Непонятно, что усмотрел Рой в ее широком лоснящемся лице и в затейливой прическе из множества косичек, только ее вид повергает его в оторопь; столько тут всего странного и непонятного, что ребенок не в состоянии выдержать этой последней капли и ударяется в рев. Его чернильно-черные глазенки сначала широко раскрываются, потом с силой зажмуриваются; гуттаперчевые губы оттянуты книзу, будто в рот ему попала хина. На первый его вопль в коридоре оборачивается сразу несколько голов – в этот предобеденный час у докторов и больничной обслуги полно всяких рутинных дел.
Пру забирает мальчика у Нельсона и утыкает его личиком себе в шею. Мужу она говорит:
– Может, все-таки тыпойдешь с Джуди в палату?
Лицо у Нельсона испуганно вытягивается.
– Я первым не пойду, не хочу. Вдруг у него бред или еще там чего. Мам, зайди лучше ты сначала.
– Не сходи с ума, ради Бога, – одергивает она его таким тоном, будто ей на плечи легла вся тяжесть вечного Гарриного недовольства их единственным сыном. – Я же с ним говорила по телефону всего два часа назад, и он был в полном порядке. – Тем не менее она берет девочку за руку, и они идут сверкающим, подернутым рябью коридором, высматривая нужный номер – 326. Это сочетание цифр кажется Дженис смутно знакомым. Когда? Где? В какой жизни?
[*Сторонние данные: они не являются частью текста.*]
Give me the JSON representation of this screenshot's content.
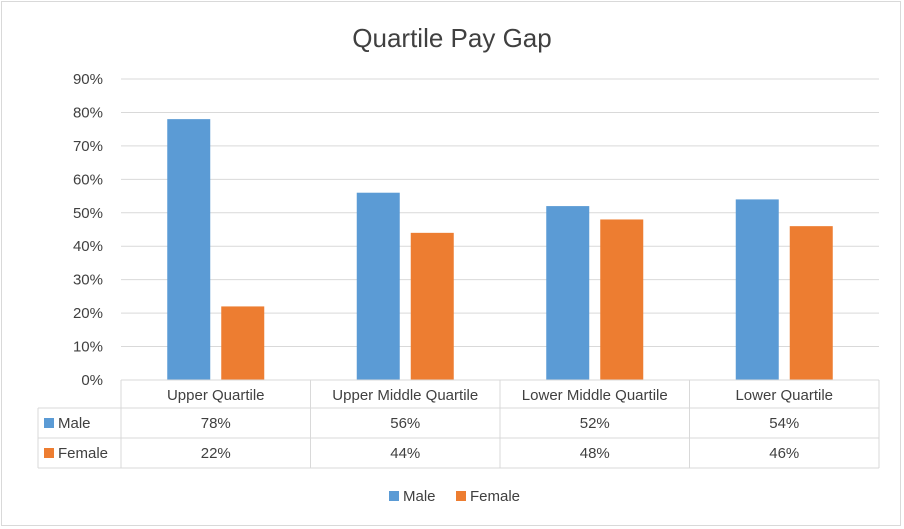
{
  "chart_data": {
    "type": "bar",
    "title": "Quartile Pay Gap",
    "categories": [
      "Upper Quartile",
      "Upper Middle Quartile",
      "Lower Middle Quartile",
      "Lower Quartile"
    ],
    "series": [
      {
        "name": "Male",
        "values": [
          78,
          56,
          52,
          54
        ],
        "labels": [
          "78%",
          "56%",
          "52%",
          "54%"
        ],
        "color": "#5b9bd5"
      },
      {
        "name": "Female",
        "values": [
          22,
          44,
          48,
          46
        ],
        "labels": [
          "22%",
          "44%",
          "48%",
          "46%"
        ],
        "color": "#ed7d31"
      }
    ],
    "ylim": [
      0,
      90
    ],
    "yticks": [
      0,
      10,
      20,
      30,
      40,
      50,
      60,
      70,
      80,
      90
    ],
    "ytick_labels": [
      "0%",
      "10%",
      "20%",
      "30%",
      "40%",
      "50%",
      "60%",
      "70%",
      "80%",
      "90%"
    ],
    "grid": true,
    "data_table": true,
    "legend": "bottom"
  },
  "colors": {
    "gridline": "#d9d9d9",
    "title": "#404040",
    "text": "#404040"
  }
}
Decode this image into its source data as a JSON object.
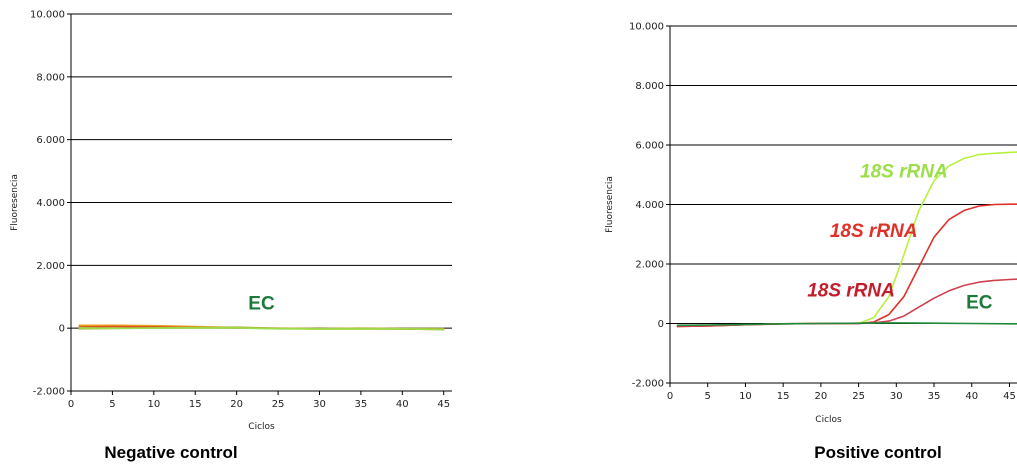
{
  "chart_data": [
    {
      "type": "line",
      "caption": "Negative control",
      "xlabel": "Ciclos",
      "ylabel": "Fluoresencia",
      "xlim": [
        0,
        46
      ],
      "ylim": [
        -2000,
        10000
      ],
      "xticks": [
        0,
        5,
        10,
        15,
        20,
        25,
        30,
        35,
        40,
        45
      ],
      "xtick_labels": [
        "0",
        "5",
        "10",
        "15",
        "20",
        "25",
        "30",
        "35",
        "40",
        "45"
      ],
      "yticks": [
        -2000,
        0,
        2000,
        4000,
        6000,
        8000,
        10000
      ],
      "ytick_labels": [
        "-2.000",
        "0",
        "2.000",
        "4.000",
        "6.000",
        "8.000",
        "10.000"
      ],
      "grid": "horizontal",
      "annotations": [
        {
          "text": "EC",
          "x": 23,
          "y": 600,
          "color": "#1e7a3a",
          "italic": false
        }
      ],
      "series": [
        {
          "color": "#e8a020",
          "x": [
            1,
            5,
            10,
            15,
            20,
            25,
            30,
            35,
            40,
            45
          ],
          "y": [
            90,
            90,
            80,
            50,
            20,
            -10,
            -20,
            -10,
            -20,
            -30
          ]
        },
        {
          "color": "#e05020",
          "x": [
            1,
            5,
            10,
            15,
            20,
            25,
            30,
            35,
            40,
            45
          ],
          "y": [
            40,
            50,
            40,
            20,
            10,
            -10,
            -20,
            -20,
            -30,
            -40
          ]
        },
        {
          "color": "#b0b030",
          "x": [
            1,
            5,
            10,
            15,
            20,
            25,
            30,
            35,
            40,
            45
          ],
          "y": [
            -20,
            -10,
            10,
            20,
            30,
            0,
            -10,
            0,
            -10,
            -10
          ]
        },
        {
          "color": "#9adf4a",
          "x": [
            1,
            5,
            10,
            15,
            20,
            25,
            30,
            35,
            40,
            45
          ],
          "y": [
            10,
            0,
            0,
            10,
            10,
            -20,
            -30,
            -30,
            -20,
            -50
          ]
        }
      ]
    },
    {
      "type": "line",
      "caption": "Positive control",
      "xlabel": "Ciclos",
      "ylabel": "Fluoresencia",
      "xlim": [
        0,
        46
      ],
      "ylim": [
        -2000,
        10000
      ],
      "xticks": [
        0,
        5,
        10,
        15,
        20,
        25,
        30,
        35,
        40,
        45
      ],
      "xtick_labels": [
        "0",
        "5",
        "10",
        "15",
        "20",
        "25",
        "30",
        "35",
        "40",
        "45"
      ],
      "yticks": [
        -2000,
        0,
        2000,
        4000,
        6000,
        8000,
        10000
      ],
      "ytick_labels": [
        "-2.000",
        "0",
        "2.000",
        "4.000",
        "6.000",
        "8.000",
        "10.000"
      ],
      "grid": "horizontal",
      "annotations": [
        {
          "text": "18S rRNA",
          "x": 31,
          "y": 4900,
          "color": "#9adf4a",
          "italic": true
        },
        {
          "text": "18S rRNA",
          "x": 27,
          "y": 2900,
          "color": "#e0302a",
          "italic": true
        },
        {
          "text": "18S rRNA",
          "x": 24,
          "y": 900,
          "color": "#c41c2a",
          "italic": true
        },
        {
          "text": "EC",
          "x": 41,
          "y": 500,
          "color": "#1e7a3a",
          "italic": false
        }
      ],
      "series": [
        {
          "color": "#b8f040",
          "x": [
            1,
            5,
            10,
            15,
            20,
            25,
            27,
            29,
            31,
            33,
            35,
            37,
            39,
            41,
            43,
            45,
            46
          ],
          "y": [
            -100,
            -80,
            -40,
            -10,
            0,
            0,
            200,
            900,
            2300,
            3800,
            4800,
            5300,
            5550,
            5680,
            5720,
            5750,
            5760
          ]
        },
        {
          "color": "#e0302a",
          "x": [
            1,
            5,
            10,
            15,
            20,
            25,
            27,
            29,
            31,
            33,
            35,
            37,
            39,
            41,
            43,
            45,
            46
          ],
          "y": [
            -100,
            -80,
            -40,
            -10,
            0,
            0,
            50,
            300,
            900,
            1900,
            2900,
            3500,
            3800,
            3950,
            4000,
            4010,
            4010
          ]
        },
        {
          "color": "#d04050",
          "x": [
            1,
            5,
            10,
            15,
            20,
            25,
            27,
            29,
            31,
            33,
            35,
            37,
            39,
            41,
            43,
            45,
            46
          ],
          "y": [
            -100,
            -80,
            -40,
            -10,
            0,
            0,
            20,
            80,
            250,
            550,
            850,
            1100,
            1280,
            1390,
            1450,
            1480,
            1490
          ]
        },
        {
          "color": "#1e8a3a",
          "x": [
            1,
            5,
            10,
            15,
            20,
            25,
            30,
            35,
            40,
            45,
            46
          ],
          "y": [
            -60,
            -50,
            -30,
            -10,
            0,
            10,
            20,
            10,
            0,
            -10,
            -10
          ]
        }
      ]
    }
  ]
}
Пру садится на жесткую скамью – подушки, наверно, нарочно сняли, чтоб не рассиживались тут без дела, – и пытается с помощью уговоров и покачиваний утихомирить Роя. Минут через пять, громко всхлипнув-икнув напоследок, он засыпает у нее на руках. Тяжелый и плотный клетчатый костюм, который она надела в дорогу, имея в виду, что летят они навстречу северо-восточной зиме, под ребенком мнется и жарит так, что хочется из него выскочить. Кондиционеры здесь, похоже, просто выключены, а температура воздуха на улице между тем опять перевалила за восемьдесят, – на десять градусов выше нормы для этого времени года. В качестве гостинца они захватили для Гарри свежий утренний номер «Ньюс-пресс», и пока они сидят и дожидаются, Нельсон раскрывает газету и начинает читать. Рейгану и Бушу вручают судебные повестки. В 1988 году количество убийств в штате снизилось. Владелец местной команды берет на себя оплату похорон крошки Эмбер.В отличие от бруэрского «Стэндарда» здесь на первой полосе обязательно есть цветная вставка – сегодня это зеленая карта Великобритании, на которой кружочком отмечен Локерби, и еще два снимка: на одном чемодан, на другом взрыв какого-то самолета. По данным отчета, использовано сложное взрывное устройство.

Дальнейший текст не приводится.